Despite the Civil War, Abraham Lincoln reportedly took his entertaining duties at the White House seriously, and if the only culinary records of his administration were the menus of his gala state banquets and balls, one could justifiably conclude , according to food historian Poppy Cannon, that he was "a gourmet to end gourmets, a connoisseur of exquisite sensitivity [and] a bon vivant supreme."

But nothing could be further from the truth. Not prone to eating breakfast every day, it has been said that he had an egg and biscuit only occasionally. Lunch was often only an apple with a glass of milk, and dinner could be entirely forgotten unless a tray of food was forced on him. “Abe can sit and think longer without food than any other person I have ever met,” Lincoln’s former law partner in Chicago wrote. And, shortly after his death, Lincoln’s sister-in-law recalled, “He loved nothing and ate mechanically. I have seen him sit down at the table and never unless recalled to his senses, would he think of food.”

But when Lincoln did turn his attention to food, he ate heartily and never lost a boyhood taste for Kentucky Corn Cakes, Gooseberry Cobbler, Rail Splitters, Gingerbread Cookies, and Corn Dodgers. And it has been said that one of the few entrees that would tempt Lincoln was Chicken Fricassee. According to A Treasury of White House Cooking by Francois Rysavy, Lincoln "liked the chicken cut up in small pieces, fried with seasonings of nutmeg and mace and served with a gravy made of the chicken drippings."

Although Abe's favorite recipe for Chicken Fricassee has surely been lost to posterity, you can try this more recent one for Tarragon Chicken Fricassee from Gourmet Magazine:

3 1/2 to 4 pounds chicken pieces with skin and bone
3/4 teaspoon salt
1/2 teaspoon black pepper
2 tablespoons vegetable oil
1/2 cup finely chopped shallots
1 garlic clove, finely chopped
1 Turkish or 1/2 California bay leaf
1/2 cup dry white wine
1 cup heavy cream
1/2 cup reduced-sodium chicken broth
1 1/2 tablespoons finely chopped fresh tarragon
1/4 teaspoon fresh lemon juice

Pat chicken dry and sprinkle all over with salt and pepper.

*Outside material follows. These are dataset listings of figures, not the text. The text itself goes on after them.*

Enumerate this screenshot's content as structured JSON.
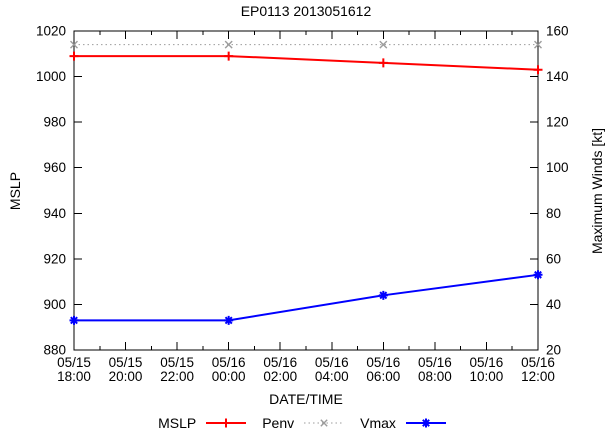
{
  "chart_data": {
    "type": "line",
    "title": "EP0113 2013051612",
    "xlabel": "DATE/TIME",
    "ylabel_left": "MSLP",
    "ylabel_right": "Maximum Winds [kt]",
    "grid": false,
    "legend_position": "bottom-center",
    "x_domain_hours": [
      0,
      18
    ],
    "x_major_every_hours": 2,
    "x_minor_every_hours": 1,
    "x_ticks": [
      {
        "date": "05/15",
        "time": "18:00"
      },
      {
        "date": "05/15",
        "time": "20:00"
      },
      {
        "date": "05/15",
        "time": "22:00"
      },
      {
        "date": "05/16",
        "time": "00:00"
      },
      {
        "date": "05/16",
        "time": "02:00"
      },
      {
        "date": "05/16",
        "time": "04:00"
      },
      {
        "date": "05/16",
        "time": "06:00"
      },
      {
        "date": "05/16",
        "time": "08:00"
      },
      {
        "date": "05/16",
        "time": "10:00"
      },
      {
        "date": "05/16",
        "time": "12:00"
      }
    ],
    "y_left": {
      "min": 880,
      "max": 1020,
      "step": 20,
      "ticks": [
        880,
        900,
        920,
        940,
        960,
        980,
        1000,
        1020
      ]
    },
    "y_right": {
      "min": 20,
      "max": 160,
      "step": 20,
      "ticks": [
        20,
        40,
        60,
        80,
        100,
        120,
        140,
        160
      ]
    },
    "series": [
      {
        "name": "MSLP",
        "axis": "left",
        "color": "#ff0000",
        "style": "solid",
        "marker": "plus",
        "line_width": 2,
        "x_hours": [
          0,
          6,
          12,
          18
        ],
        "values": [
          1009,
          1009,
          1006,
          1003
        ],
        "point_times": [
          "05/15 18:00",
          "05/16 00:00",
          "05/16 06:00",
          "05/16 12:00"
        ]
      },
      {
        "name": "Penv",
        "axis": "left",
        "color": "#9c9c9c",
        "style": "dotted",
        "marker": "cross",
        "line_width": 1,
        "x_hours": [
          0,
          6,
          12,
          18
        ],
        "values": [
          1014,
          1014,
          1014,
          1014
        ],
        "point_times": [
          "05/15 18:00",
          "05/16 00:00",
          "05/16 06:00",
          "05/16 12:00"
        ]
      },
      {
        "name": "Vmax",
        "axis": "right",
        "color": "#0000ff",
        "style": "solid",
        "marker": "star",
        "line_width": 2,
        "x_hours": [
          0,
          6,
          12,
          18
        ],
        "values": [
          33,
          33,
          44,
          53
        ],
        "point_times": [
          "05/15 18:00",
          "05/16 00:00",
          "05/16 06:00",
          "05/16 12:00"
        ]
      }
    ]
  }
}
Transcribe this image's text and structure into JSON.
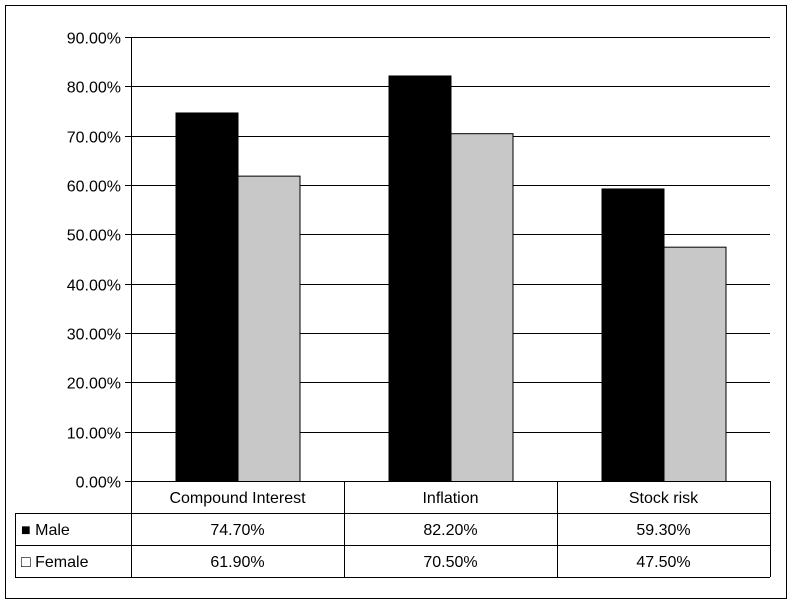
{
  "chart_data": {
    "type": "bar",
    "categories": [
      "Compound Interest",
      "Inflation",
      "Stock risk"
    ],
    "series": [
      {
        "name": "Male",
        "values": [
          74.7,
          82.2,
          59.3
        ],
        "value_labels": [
          "74.70%",
          "82.20%",
          "59.30%"
        ],
        "color": "#000000",
        "legend_marker": "■"
      },
      {
        "name": "Female",
        "values": [
          61.9,
          70.5,
          47.5
        ],
        "value_labels": [
          "61.90%",
          "70.50%",
          "47.50%"
        ],
        "color": "#c8c8c8",
        "legend_marker": "□"
      }
    ],
    "ylim": [
      0,
      90
    ],
    "yticks": [
      "0.00%",
      "10.00%",
      "20.00%",
      "30.00%",
      "40.00%",
      "50.00%",
      "60.00%",
      "70.00%",
      "80.00%",
      "90.00%"
    ],
    "grid": true,
    "data_table": true
  }
}
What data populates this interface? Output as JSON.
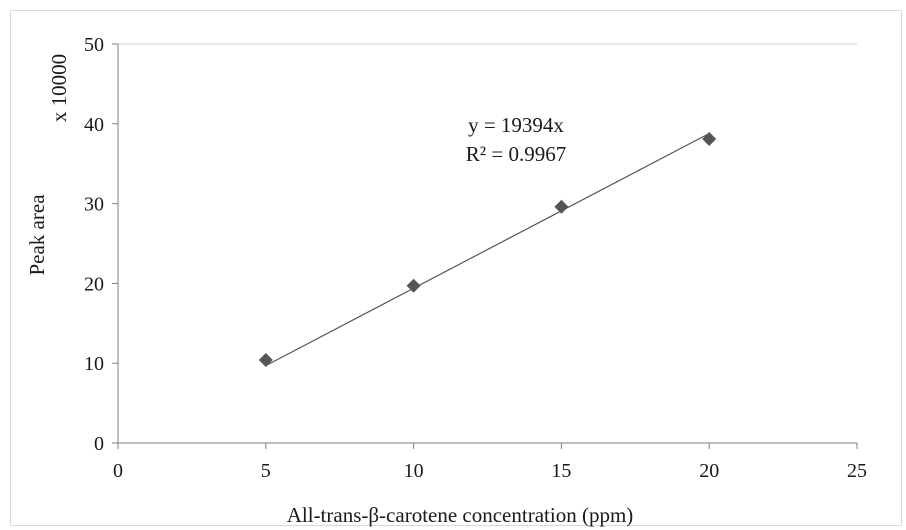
{
  "chart_data": {
    "type": "scatter",
    "x": [
      5,
      10,
      15,
      20
    ],
    "y": [
      10.4,
      19.7,
      29.6,
      38.1
    ],
    "xlabel": "All-trans-β-carotene concentration (ppm)",
    "ylabel": "Peak area",
    "y_multiplier_label": "x 10000",
    "xlim": [
      0,
      25
    ],
    "ylim": [
      0,
      50
    ],
    "x_ticks": [
      "0",
      "5",
      "10",
      "15",
      "20",
      "25"
    ],
    "y_ticks": [
      "0",
      "10",
      "20",
      "30",
      "40",
      "50"
    ],
    "trendline": {
      "type": "linear",
      "slope": 1.9394,
      "intercept": 0,
      "equation": "y = 19394x",
      "r_squared": "R² = 0.9967"
    },
    "grid": false,
    "colors": {
      "marker": "#555555",
      "line": "#555555",
      "axis": "#7f7f7f"
    }
  }
}
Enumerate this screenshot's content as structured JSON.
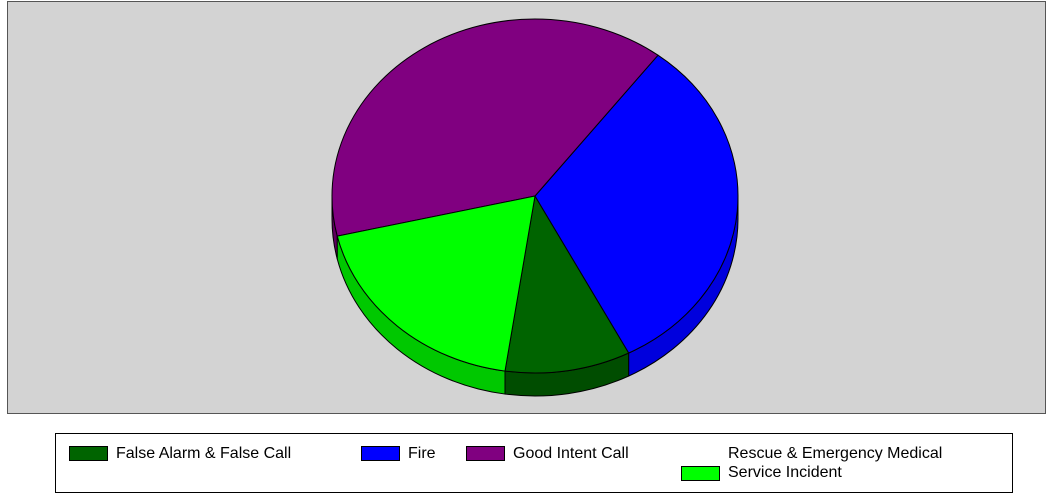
{
  "chart_data": {
    "type": "pie",
    "title": "",
    "categories": [
      "False Alarm & False Call",
      "Fire",
      "Good Intent Call",
      "Rescue & Emergency Medical Service Incident"
    ],
    "values": [
      10,
      32,
      39,
      19
    ],
    "colors": [
      "#006400",
      "#0000ff",
      "#800080",
      "#00ff00"
    ],
    "side_colors": [
      "#004d00",
      "#0000dd",
      "#5e005e",
      "#00c800"
    ],
    "legend": {
      "position": "bottom",
      "entries": [
        {
          "label": "False Alarm & False Call",
          "color": "#006400"
        },
        {
          "label": "Fire",
          "color": "#0000ff"
        },
        {
          "label": "Good Intent Call",
          "color": "#800080"
        },
        {
          "label": "Rescue & Emergency Medical\nService Incident",
          "color": "#00ff00"
        }
      ]
    },
    "style": "3d",
    "background_color": "#d3d3d3"
  }
}
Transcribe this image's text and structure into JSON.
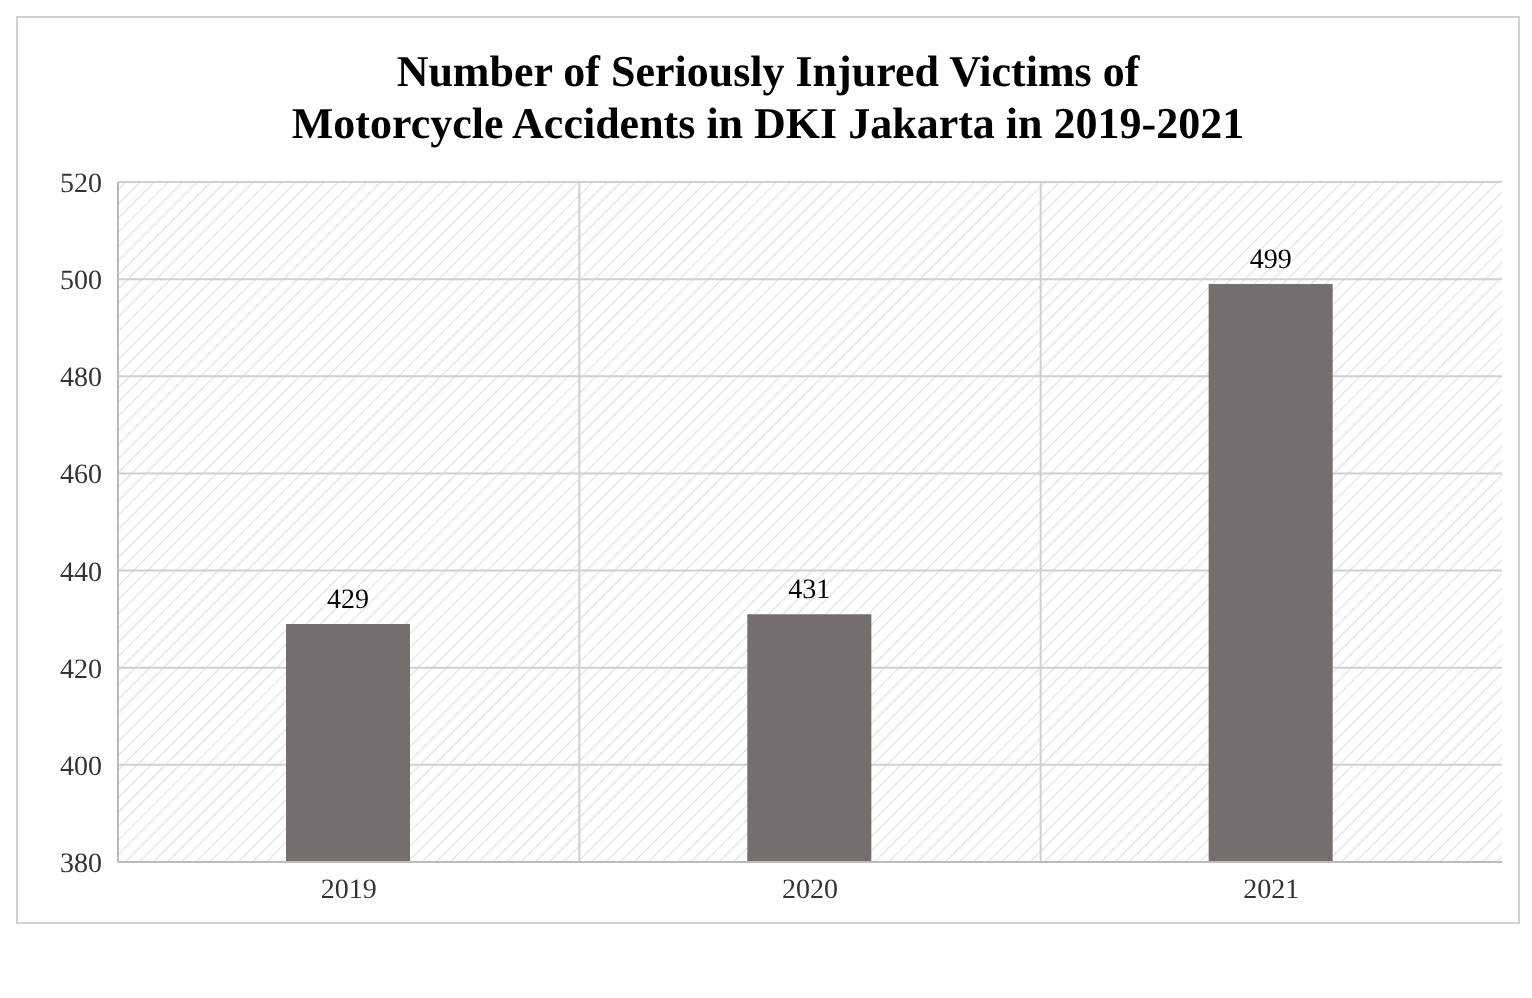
{
  "chart_data": {
    "type": "bar",
    "title": "Number of Seriously Injured Victims of Motorcycle Accidents in DKI Jakarta in 2019-2021",
    "categories": [
      "2019",
      "2020",
      "2021"
    ],
    "values": [
      429,
      431,
      499
    ],
    "color": "#756e6d",
    "ylim": [
      380,
      520
    ],
    "yticks": [
      380,
      400,
      420,
      440,
      460,
      480,
      500,
      520
    ],
    "grid": true,
    "data_labels": true
  }
}
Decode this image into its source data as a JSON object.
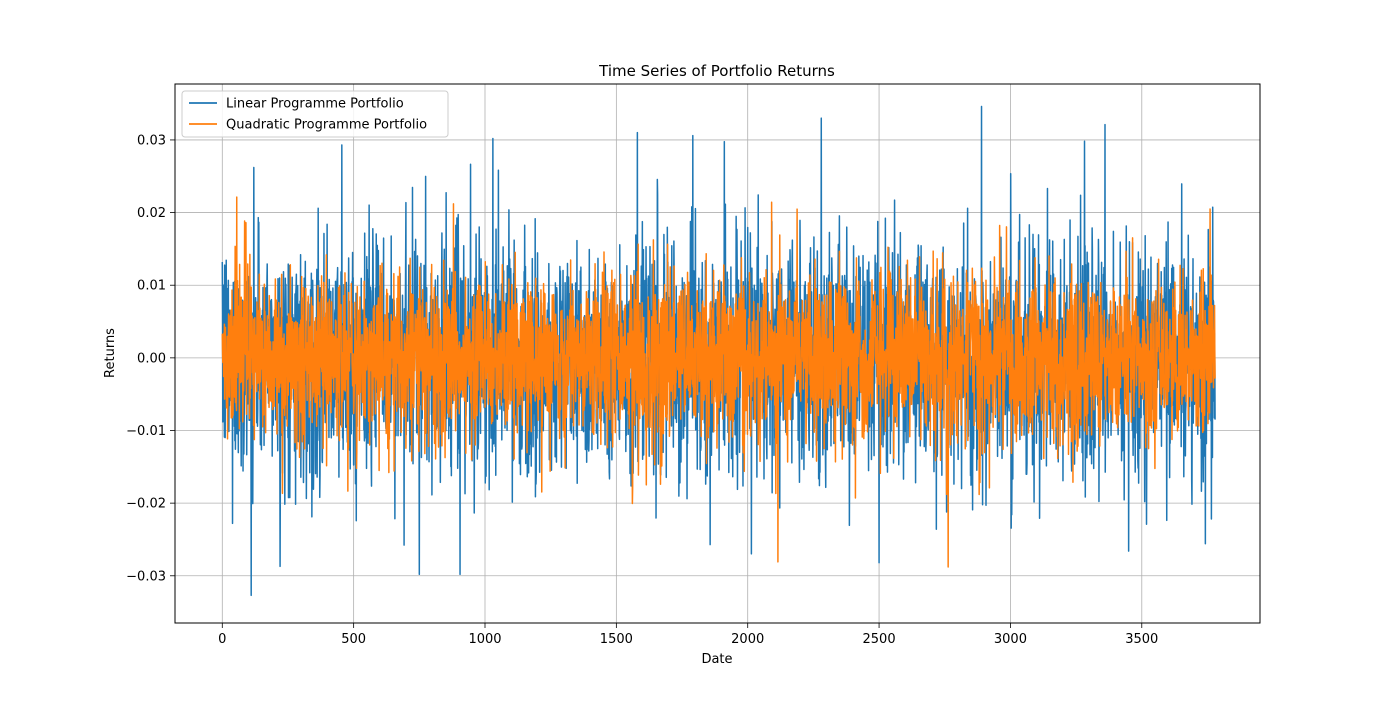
{
  "chart_data": {
    "type": "line",
    "title": "Time Series of Portfolio Returns",
    "xlabel": "Date",
    "ylabel": "Returns",
    "xlim": [
      -180,
      3950
    ],
    "ylim": [
      -0.0365,
      0.0377
    ],
    "grid": true,
    "legend_position": "upper-left",
    "x_ticks": [
      0,
      500,
      1000,
      1500,
      2000,
      2500,
      3000,
      3500
    ],
    "x_tick_labels": [
      "0",
      "500",
      "1000",
      "1500",
      "2000",
      "2500",
      "3000",
      "3500"
    ],
    "y_ticks": [
      -0.03,
      -0.02,
      -0.01,
      0.0,
      0.01,
      0.02,
      0.03
    ],
    "y_tick_labels": [
      "−0.03",
      "−0.02",
      "−0.01",
      "0.00",
      "0.01",
      "0.02",
      "0.03"
    ],
    "n_points": 3780,
    "series": [
      {
        "name": "Linear Programme Portfolio",
        "color": "#1f77b4",
        "values_summary": "daily returns, x = 0..3779",
        "std": 0.0078,
        "extremes": [
          {
            "x": 0,
            "y": 0.0132
          },
          {
            "x": 110,
            "y": -0.0327
          },
          {
            "x": 120,
            "y": 0.0262
          },
          {
            "x": 220,
            "y": -0.0287
          },
          {
            "x": 455,
            "y": 0.0293
          },
          {
            "x": 750,
            "y": -0.0298
          },
          {
            "x": 905,
            "y": -0.0298
          },
          {
            "x": 1030,
            "y": 0.0302
          },
          {
            "x": 1580,
            "y": 0.031
          },
          {
            "x": 2280,
            "y": 0.033
          },
          {
            "x": 2500,
            "y": -0.0282
          },
          {
            "x": 2890,
            "y": 0.0346
          },
          {
            "x": 3360,
            "y": 0.0321
          },
          {
            "x": 3450,
            "y": -0.0266
          },
          {
            "x": 3779,
            "y": -0.0085
          }
        ]
      },
      {
        "name": "Quadratic Programme Portfolio",
        "color": "#ff7f0e",
        "values_summary": "daily returns, x = 0..3779",
        "std": 0.0055,
        "extremes": [
          {
            "x": 90,
            "y": 0.0186
          },
          {
            "x": 880,
            "y": 0.0212
          },
          {
            "x": 2410,
            "y": -0.0193
          },
          {
            "x": 2920,
            "y": -0.0179
          },
          {
            "x": 3760,
            "y": 0.0205
          }
        ]
      }
    ]
  }
}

Heat oil in a 12-inch heavy skillet over moderately high heat until hot but not smoking, then sauté chicken in 2 batches, skin side down first, turning over once, until browned, 10 to 12 minutes total per batch. Transfer to a plate.

Pour off all but 2 tablespoons oil from skillet, then cook shallots, garlic, and bay leaf over moderate heat, stirring occasionally, until shallots are softened, about 2 minutes. Add wine and bring to a boil. Stir in cream, broth, and 1 tablespoon tarragon, then add chicken, skin side up, and simmer, covered, until just cooked through, 20 to 25 minutes. Transfer chicken with tongs to a platter and keep warm, loosely covered. If necessary, boil sauce until thickened slightly. Stir in lemon juice, remaining 1/2 tablespoon tarragon, and salt and pepper to taste. Discard bay leaf; pour sauce over chicken.